Characteristics method applied to the PDE $u_x^2 + u_y^2=u$

I am trying to solve: $u_x^2 + u_y^2=u$ with boundary conditions: $u(x,0)=x^2$. Unfortunately it leads to equations that makes no sense (sum of squares is $0$ and all constants are $0$). I would be grateful for a reasonable explanation how to solve that with help of characteristics.

Solution 1:

I don't see how the method of characteristics (as I know) could be applied to an equation that involves the derivatives in a nonlinear way.

Since $u\ge 0$, we can look for $u$ in the form $u=v^2$ which leads to a simplification: by the chain rule, $$u_x^2+u_y^2 = 4v^2(v_x^2+v_y^2)$$ so in terms of $v$ the PDE becomes $$ v_x^2+v_y^2 = \frac14 \tag{1} $$ This is a form of the Eikonal equation, the solution of which is $1/2$ times the distance function from the set $\{v=0\}$.
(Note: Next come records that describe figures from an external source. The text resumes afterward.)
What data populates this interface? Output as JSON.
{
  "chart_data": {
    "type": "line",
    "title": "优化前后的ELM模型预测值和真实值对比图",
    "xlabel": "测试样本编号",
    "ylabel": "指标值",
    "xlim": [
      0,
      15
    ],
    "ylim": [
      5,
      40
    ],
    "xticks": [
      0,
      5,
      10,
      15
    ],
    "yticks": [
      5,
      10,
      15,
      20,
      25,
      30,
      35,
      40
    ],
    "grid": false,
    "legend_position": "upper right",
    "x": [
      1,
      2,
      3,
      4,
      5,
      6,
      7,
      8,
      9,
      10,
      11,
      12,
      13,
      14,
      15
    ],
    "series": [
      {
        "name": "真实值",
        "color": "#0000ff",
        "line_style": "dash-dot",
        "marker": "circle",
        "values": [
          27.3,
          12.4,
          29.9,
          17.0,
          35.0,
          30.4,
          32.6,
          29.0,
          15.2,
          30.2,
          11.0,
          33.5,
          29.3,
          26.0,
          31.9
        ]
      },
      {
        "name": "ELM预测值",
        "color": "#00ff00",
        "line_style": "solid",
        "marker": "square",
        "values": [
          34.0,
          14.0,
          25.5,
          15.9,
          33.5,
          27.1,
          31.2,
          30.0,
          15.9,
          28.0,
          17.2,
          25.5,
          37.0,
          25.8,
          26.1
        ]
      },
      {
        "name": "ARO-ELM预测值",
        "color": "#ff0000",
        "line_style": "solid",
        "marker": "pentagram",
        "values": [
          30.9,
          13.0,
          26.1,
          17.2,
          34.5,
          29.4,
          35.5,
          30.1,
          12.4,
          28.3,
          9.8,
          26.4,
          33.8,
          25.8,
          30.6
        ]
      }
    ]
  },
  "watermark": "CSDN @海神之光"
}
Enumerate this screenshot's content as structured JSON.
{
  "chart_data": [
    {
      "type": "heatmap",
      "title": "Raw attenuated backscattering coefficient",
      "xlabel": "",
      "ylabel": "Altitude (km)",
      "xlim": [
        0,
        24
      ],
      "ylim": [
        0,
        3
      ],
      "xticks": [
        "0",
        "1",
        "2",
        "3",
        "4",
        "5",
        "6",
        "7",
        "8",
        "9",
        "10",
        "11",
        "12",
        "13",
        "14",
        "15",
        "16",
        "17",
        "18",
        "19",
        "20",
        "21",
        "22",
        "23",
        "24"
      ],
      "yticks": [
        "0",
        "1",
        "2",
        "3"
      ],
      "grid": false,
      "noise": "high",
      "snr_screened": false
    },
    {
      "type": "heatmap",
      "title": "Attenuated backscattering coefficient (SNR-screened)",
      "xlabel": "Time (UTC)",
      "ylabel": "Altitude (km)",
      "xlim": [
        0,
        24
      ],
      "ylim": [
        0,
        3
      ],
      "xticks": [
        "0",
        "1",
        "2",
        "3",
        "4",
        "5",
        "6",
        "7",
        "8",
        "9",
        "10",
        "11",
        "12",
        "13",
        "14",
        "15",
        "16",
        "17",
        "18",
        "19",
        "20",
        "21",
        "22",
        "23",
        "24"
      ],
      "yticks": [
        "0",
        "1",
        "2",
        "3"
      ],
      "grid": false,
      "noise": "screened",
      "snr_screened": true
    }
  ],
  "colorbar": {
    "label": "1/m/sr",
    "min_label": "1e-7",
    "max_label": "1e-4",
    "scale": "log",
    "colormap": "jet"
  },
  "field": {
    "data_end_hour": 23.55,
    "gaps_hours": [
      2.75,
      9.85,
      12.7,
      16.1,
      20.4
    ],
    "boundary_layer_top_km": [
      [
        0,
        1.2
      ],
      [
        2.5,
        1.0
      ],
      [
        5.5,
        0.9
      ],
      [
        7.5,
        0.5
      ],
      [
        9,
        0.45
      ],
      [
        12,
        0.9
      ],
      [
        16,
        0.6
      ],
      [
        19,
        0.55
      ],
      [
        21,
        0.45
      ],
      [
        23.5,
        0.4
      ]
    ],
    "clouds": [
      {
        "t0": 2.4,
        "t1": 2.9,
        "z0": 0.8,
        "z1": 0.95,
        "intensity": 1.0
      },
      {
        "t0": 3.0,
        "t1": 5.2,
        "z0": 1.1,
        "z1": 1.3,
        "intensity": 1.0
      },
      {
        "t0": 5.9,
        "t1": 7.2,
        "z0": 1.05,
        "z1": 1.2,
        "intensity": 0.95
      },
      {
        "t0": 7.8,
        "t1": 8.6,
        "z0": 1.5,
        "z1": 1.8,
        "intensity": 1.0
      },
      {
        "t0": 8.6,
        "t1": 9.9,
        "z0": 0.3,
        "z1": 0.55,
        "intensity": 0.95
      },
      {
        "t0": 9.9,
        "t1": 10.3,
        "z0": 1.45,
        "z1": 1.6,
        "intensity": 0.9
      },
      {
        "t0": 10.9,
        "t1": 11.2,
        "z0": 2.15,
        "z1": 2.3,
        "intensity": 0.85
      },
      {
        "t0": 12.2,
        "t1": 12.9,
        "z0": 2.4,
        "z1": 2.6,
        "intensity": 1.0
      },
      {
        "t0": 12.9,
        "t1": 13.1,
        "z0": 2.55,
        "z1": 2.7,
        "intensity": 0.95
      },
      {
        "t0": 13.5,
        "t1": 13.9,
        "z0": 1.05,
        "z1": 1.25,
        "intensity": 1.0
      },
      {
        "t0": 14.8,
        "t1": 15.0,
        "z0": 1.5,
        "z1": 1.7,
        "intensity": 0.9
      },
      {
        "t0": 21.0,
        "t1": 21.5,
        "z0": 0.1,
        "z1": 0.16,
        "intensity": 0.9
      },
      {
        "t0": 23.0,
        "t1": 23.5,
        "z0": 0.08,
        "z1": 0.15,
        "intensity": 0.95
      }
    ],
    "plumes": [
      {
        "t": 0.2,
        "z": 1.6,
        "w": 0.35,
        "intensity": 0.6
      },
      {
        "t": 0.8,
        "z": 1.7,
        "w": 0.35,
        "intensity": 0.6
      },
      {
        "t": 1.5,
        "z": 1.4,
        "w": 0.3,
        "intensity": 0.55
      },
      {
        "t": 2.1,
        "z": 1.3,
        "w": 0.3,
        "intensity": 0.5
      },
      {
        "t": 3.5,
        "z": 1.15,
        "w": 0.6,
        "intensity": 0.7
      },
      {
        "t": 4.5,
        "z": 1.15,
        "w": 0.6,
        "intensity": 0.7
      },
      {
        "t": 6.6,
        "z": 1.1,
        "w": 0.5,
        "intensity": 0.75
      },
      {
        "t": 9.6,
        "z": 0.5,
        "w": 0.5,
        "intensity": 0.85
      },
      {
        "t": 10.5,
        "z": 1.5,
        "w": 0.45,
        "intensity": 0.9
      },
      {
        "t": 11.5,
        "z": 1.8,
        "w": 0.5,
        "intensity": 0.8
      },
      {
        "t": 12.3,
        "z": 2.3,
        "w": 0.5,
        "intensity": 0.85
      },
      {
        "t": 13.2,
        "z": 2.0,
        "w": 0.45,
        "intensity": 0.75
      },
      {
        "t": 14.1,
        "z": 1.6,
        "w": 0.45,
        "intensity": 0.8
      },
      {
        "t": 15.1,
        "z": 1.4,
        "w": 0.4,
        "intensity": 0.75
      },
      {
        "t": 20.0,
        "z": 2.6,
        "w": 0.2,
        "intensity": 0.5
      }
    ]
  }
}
However, the boundary condition is incompatible with the PDE. Indeed, it asserts that $v(x,0)=x$. But according to (1), $|\nabla v|=1/2$ which implies the Lipschitz bound $$|v(a)-v(b)|\le \frac12|a-b|\tag{2}$$ The Lipschitz bound, being a pointwise inequality, must extend to the boundary values; however, $v(x,0)=x$ does not satisfy (2).

Solution 2:

Let $u=v^2$ ,

Then $u_x=2vv_x$

$u_y=2vv_y$

$\therefore(2vv_x)^2+(2vv_y)^2=v^2$ with $v(x,0)=x$

$4v^2(v_x)^2+4v^2(v_y)^2=v^2$ with $v(x,0)=x$

$v_x^2+v_y^2=\dfrac{1}{4}$ with $v(x,0)=x$

$v_y^2=\dfrac{1}{4}-v_x^2$ with $v(x,0)=x$

$v_y=\pm\sqrt{\dfrac{1}{4}-v_x^2}$ with $v(x,0)=x$

$v_{xy}=\mp\dfrac{v_xv_{xx}}{\sqrt{\dfrac{1}{4}-v_x^2}}$ with $v(x,0)=x$

Let $w=v_x$ ,

Then $w_y=\mp\dfrac{ww_x}{\sqrt{\dfrac{1}{4}-w^2}}$ with $w(x,0)=1$

$w_y\pm\dfrac{ww_x}{\sqrt{\dfrac{1}{4}-w^2}}=0$ with $w(x,0)=1$

Follow the method in http://en.wikipedia.org/wiki/Method_of_characteristics#Example:

$\dfrac{dy}{dt}=1$ , letting $y(0)=0$ , we have $y=t$

$\dfrac{dw}{dt}=0$ , letting $w(0)=w_0$ , we have $w=w_0$

$\dfrac{dx}{dt}=\pm\dfrac{w}{\sqrt{\dfrac{1}{4}-w^2}}=\pm\dfrac{w_0}{\sqrt{\dfrac{1}{4}-w_0^2}}$ , letting $x(0)=f(w_0)$ , we have $x=\pm\dfrac{w_0t}{\sqrt{\dfrac{1}{4}-w_0^2}}+f(w_0)=\pm\dfrac{wy}{\sqrt{\dfrac{1}{4}-w^2}}+f(w)$ , i.e. $w=F\left(x\mp\dfrac{wy}{\sqrt{\dfrac{1}{4}-w^2}}\right)$

$w(x,0)=1$ :

$F(x)=1$

$\therefore w=1$

$v_x=1$

$v(x,y)=x+g(y)$

$v_y=g_y(y)$

$\therefore1^2+(g_y(y))^2=\dfrac{1}{4}$

$(g_y(y))^2=-\dfrac{3}{4}$

$g_y(y)=\pm\dfrac{i\sqrt3}{2}$

$g_y=\pm\dfrac{i\sqrt3y}{2}+C$

$\therefore v(x,y)=x\pm\dfrac{i\sqrt3y}{2}+C$

$v(x,0)=x$ :

$C=0$

$\therefore v(x,y)=x\pm\dfrac{i\sqrt3y}{2}$

Hence $u(x,y)=\left(x\pm\dfrac{i\sqrt3y}{2}\right)^2=x^2\pm i\sqrt3xy-\dfrac{3y^2}{4}$